In Steve Martin’s hands, not just Einstein and Picasso but all those hanging out at the Lapin Agile express their expectations for the 20th century, visions of the future that are as often a vehicle for easy irony as for serious reflection. The bar’s inhabitants also add more general observations on life and love, men and women, high culture and low culture. Some of these are cheap shots, some bear considerable substance, most are quite amusing. You’ll be glad you paid attention in Western Civ 101 and can pat yourself on the back when you get Martin’s jokes about art and science and politics.

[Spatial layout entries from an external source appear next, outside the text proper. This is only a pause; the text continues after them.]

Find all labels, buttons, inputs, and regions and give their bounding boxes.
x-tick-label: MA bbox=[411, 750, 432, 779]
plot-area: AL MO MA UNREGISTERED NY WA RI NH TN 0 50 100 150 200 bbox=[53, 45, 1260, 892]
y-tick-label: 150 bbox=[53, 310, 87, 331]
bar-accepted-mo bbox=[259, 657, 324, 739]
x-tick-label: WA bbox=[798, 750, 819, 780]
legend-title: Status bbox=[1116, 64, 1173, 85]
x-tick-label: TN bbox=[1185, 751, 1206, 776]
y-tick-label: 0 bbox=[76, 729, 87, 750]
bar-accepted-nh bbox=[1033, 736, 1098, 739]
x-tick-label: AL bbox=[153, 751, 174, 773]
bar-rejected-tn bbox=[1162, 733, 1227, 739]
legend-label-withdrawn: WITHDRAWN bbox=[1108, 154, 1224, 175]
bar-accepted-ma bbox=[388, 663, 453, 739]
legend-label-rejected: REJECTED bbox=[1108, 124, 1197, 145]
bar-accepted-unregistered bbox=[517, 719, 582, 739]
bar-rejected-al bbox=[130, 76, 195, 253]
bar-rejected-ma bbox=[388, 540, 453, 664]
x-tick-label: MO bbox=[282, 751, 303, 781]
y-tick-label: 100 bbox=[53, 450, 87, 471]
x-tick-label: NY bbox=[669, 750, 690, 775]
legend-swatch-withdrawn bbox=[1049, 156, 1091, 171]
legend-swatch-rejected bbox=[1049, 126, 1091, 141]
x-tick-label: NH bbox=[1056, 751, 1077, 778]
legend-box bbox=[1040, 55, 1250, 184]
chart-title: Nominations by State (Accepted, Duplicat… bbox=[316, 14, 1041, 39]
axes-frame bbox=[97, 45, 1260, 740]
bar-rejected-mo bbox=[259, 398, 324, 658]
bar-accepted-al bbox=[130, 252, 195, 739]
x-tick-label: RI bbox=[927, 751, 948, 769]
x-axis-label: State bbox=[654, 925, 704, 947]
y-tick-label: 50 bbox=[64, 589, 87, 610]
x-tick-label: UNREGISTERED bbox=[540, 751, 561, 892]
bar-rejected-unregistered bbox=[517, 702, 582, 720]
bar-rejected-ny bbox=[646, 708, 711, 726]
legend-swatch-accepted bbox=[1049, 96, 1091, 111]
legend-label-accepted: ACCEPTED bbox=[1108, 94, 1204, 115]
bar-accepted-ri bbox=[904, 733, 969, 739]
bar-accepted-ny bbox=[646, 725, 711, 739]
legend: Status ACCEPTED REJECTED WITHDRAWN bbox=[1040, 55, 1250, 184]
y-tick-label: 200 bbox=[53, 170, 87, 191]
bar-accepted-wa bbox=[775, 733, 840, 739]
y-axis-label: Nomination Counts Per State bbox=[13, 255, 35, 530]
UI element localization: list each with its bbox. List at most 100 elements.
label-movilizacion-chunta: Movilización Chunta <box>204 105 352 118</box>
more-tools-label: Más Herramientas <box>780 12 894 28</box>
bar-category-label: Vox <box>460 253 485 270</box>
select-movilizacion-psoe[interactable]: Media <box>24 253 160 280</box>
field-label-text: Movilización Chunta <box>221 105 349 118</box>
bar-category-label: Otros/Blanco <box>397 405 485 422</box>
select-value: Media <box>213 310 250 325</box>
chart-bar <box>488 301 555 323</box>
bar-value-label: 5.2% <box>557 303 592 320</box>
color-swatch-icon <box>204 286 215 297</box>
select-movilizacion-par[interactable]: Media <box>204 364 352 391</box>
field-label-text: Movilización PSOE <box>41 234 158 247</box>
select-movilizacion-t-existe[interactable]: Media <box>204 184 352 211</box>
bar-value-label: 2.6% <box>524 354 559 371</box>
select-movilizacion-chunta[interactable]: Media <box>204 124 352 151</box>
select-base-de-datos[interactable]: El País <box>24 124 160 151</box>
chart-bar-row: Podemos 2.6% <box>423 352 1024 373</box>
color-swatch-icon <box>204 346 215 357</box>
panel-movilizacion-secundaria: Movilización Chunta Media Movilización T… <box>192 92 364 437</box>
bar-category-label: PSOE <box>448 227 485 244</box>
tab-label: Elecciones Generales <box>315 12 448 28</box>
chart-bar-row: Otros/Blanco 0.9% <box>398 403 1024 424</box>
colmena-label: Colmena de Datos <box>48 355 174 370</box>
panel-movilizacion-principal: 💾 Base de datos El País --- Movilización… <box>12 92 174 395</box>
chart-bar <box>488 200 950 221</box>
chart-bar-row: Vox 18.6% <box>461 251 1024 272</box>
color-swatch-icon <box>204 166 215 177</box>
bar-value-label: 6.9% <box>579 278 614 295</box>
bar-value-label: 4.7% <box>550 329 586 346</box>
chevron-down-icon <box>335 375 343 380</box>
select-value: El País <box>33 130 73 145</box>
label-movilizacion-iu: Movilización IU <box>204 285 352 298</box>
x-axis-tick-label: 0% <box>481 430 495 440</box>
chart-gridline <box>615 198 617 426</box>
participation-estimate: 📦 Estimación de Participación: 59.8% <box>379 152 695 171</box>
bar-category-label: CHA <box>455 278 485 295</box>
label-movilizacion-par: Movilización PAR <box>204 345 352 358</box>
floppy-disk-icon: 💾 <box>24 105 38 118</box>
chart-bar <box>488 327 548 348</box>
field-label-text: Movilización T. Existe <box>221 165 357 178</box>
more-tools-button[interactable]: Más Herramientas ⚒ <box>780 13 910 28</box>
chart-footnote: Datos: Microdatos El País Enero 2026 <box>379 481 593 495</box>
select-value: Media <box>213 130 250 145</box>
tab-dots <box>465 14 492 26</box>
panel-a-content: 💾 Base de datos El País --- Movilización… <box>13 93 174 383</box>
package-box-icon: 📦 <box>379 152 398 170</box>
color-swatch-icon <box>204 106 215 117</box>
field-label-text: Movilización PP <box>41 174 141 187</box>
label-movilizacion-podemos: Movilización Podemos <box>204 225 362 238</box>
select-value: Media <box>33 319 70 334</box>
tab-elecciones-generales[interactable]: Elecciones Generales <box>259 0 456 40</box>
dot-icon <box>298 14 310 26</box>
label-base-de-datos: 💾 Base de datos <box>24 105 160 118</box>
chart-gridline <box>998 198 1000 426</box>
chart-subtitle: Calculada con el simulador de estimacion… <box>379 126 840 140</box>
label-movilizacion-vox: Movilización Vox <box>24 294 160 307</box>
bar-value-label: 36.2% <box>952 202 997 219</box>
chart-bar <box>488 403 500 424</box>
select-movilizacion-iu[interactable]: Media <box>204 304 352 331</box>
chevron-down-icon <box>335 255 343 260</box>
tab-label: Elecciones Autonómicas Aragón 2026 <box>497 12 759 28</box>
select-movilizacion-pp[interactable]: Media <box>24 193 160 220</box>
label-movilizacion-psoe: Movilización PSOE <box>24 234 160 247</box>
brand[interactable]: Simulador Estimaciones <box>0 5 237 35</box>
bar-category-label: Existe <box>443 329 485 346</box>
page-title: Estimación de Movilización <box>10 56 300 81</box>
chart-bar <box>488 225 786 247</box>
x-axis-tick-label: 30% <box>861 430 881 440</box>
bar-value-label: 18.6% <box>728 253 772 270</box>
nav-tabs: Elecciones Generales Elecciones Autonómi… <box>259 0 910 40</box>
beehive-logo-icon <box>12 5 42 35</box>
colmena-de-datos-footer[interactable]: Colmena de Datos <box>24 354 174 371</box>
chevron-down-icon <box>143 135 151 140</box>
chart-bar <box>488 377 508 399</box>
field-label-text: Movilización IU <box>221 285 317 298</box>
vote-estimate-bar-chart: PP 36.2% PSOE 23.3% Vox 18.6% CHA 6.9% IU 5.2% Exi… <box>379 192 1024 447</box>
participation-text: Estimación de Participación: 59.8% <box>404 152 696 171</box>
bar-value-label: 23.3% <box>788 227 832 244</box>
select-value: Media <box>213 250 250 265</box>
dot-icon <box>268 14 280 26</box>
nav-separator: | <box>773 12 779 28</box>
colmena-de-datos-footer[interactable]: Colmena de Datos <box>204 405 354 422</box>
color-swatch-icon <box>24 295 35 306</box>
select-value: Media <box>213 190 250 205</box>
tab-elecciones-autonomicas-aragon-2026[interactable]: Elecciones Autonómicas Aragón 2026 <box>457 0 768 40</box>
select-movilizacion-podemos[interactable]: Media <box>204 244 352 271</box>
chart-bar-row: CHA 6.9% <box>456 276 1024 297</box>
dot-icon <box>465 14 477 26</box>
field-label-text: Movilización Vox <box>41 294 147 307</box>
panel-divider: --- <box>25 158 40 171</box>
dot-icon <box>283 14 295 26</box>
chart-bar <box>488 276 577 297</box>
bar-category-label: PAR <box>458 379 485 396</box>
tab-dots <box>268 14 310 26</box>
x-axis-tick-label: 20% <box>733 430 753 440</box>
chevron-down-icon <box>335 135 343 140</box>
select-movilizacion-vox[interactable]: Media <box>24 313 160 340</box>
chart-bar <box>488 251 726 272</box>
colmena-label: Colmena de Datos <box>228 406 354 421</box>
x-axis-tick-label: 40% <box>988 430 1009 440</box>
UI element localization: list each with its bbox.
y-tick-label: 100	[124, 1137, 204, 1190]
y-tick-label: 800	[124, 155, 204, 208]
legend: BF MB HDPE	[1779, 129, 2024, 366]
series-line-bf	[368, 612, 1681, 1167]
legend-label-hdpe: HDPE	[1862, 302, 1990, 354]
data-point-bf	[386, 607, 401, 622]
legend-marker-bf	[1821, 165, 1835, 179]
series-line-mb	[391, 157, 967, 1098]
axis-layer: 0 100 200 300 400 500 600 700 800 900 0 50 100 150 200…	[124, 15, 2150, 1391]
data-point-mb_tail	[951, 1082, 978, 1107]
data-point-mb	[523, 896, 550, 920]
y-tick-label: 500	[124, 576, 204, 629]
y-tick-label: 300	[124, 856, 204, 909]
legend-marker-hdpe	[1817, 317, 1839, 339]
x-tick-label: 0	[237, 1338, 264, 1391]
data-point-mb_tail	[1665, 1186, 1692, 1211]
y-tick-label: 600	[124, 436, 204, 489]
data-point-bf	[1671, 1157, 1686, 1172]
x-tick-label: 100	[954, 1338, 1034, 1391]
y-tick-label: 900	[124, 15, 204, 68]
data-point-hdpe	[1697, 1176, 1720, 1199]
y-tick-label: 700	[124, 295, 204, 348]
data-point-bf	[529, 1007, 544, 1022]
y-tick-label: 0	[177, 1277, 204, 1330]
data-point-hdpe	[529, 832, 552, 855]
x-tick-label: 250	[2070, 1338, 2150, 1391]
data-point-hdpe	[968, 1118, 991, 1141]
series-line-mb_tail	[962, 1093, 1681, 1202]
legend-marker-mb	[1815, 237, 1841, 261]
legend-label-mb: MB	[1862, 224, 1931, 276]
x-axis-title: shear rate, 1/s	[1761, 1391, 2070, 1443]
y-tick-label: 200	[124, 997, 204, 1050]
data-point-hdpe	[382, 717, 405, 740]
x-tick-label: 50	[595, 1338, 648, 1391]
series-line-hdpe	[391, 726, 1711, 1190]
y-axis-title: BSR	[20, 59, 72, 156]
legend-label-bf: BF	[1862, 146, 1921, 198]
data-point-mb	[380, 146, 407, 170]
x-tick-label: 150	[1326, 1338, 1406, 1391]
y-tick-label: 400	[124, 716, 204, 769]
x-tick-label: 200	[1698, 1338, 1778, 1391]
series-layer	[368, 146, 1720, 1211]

Though Martin does bring in a time-traveling visitor from the middle of the century to wrap up the play with a final rueful comment, Picasso at the Lapin Agile doesn’t bother with much of a plot. It moves casually through a series of scenes between and among those who come and go in this watering hole. Under Cody Cole’s direction, the cast at the Kirkwood Theatre Guild vary in their success at bringing their characters to dramatic and theatrical life. Kelly Hougland’s Albert Einstein and Steve Looten’s Pablo Picasso debate the relative value of genius and talent. Hougland makes Einstein a man probably more comfortable in his lab and study, though he does try to make the most of the audience he now has. In contrast, I think Looten’s Picasso should be very comfortable before an audience, showing a larger ego and a bigger way of expressing it.
Tori Shea Cole as Freddy, the owner and bartender of the Lapin Agile, and Jaelyn Hawkins as Germaine, the bar’s waitress, are in this production a lesbian couple, not a surprise in Montmartre: stick around, and Gertrude Stein and Alice B. Toklas might drop by. Cole and Hawkins make Freddy and Germaine very lively characters; as hostess of both the bar and the theatre, Freddy sometimes addresses the audience directly.
Will Shaw dryly and charmingly plays Gaston, an older Frenchman, a regular at the bar with regrets for the snows of yesteryear and with bladder and prostate problems that send him frequently to the large toilet door that Matt Stuckell has located upstage center on his set.
As Charles Dabernow Schmendiman, Ken Lopinot plays a young inventor with big plans and little ability. He is out of his league around Picasso and Einstein. Though, as one commentator noted, as Picasso represents Art for the new century and Einstein represents Science, Schmendiman could be said to represent Commerce.
Robert Stevenson plays Picasso’s art dealer Sagot with sharp focus on making the sale. Rachel St. Moran’s beautiful young Suzanne is infatuated with Picasso. Melody Valen Quinn’s two roles, The Countess, with whom Einstein is infatuated as his intellectual equal, and A Female Admirer (though not of whom we expect) both have been given splendidly flattering costumes by Costume, Hair/Wig, & Makeup Designer Abby Pastorello. Ken Lopinot returns as the Visitor.
Katie Smith is the Stage Manager, Miriam Whatley is the Production Manager, and Stephanie Robinson is the Technical Director. Katie Smith designed props , Ryan Thorp the lighting, and Steve Creamer the sound. The revelation of “Les Demoiselles d’Avignon” lacked clarity and the Visitor’s appearance was not immersed in the deep mysteries of space. But Picasso at the Lapin Agile is both smart and fun.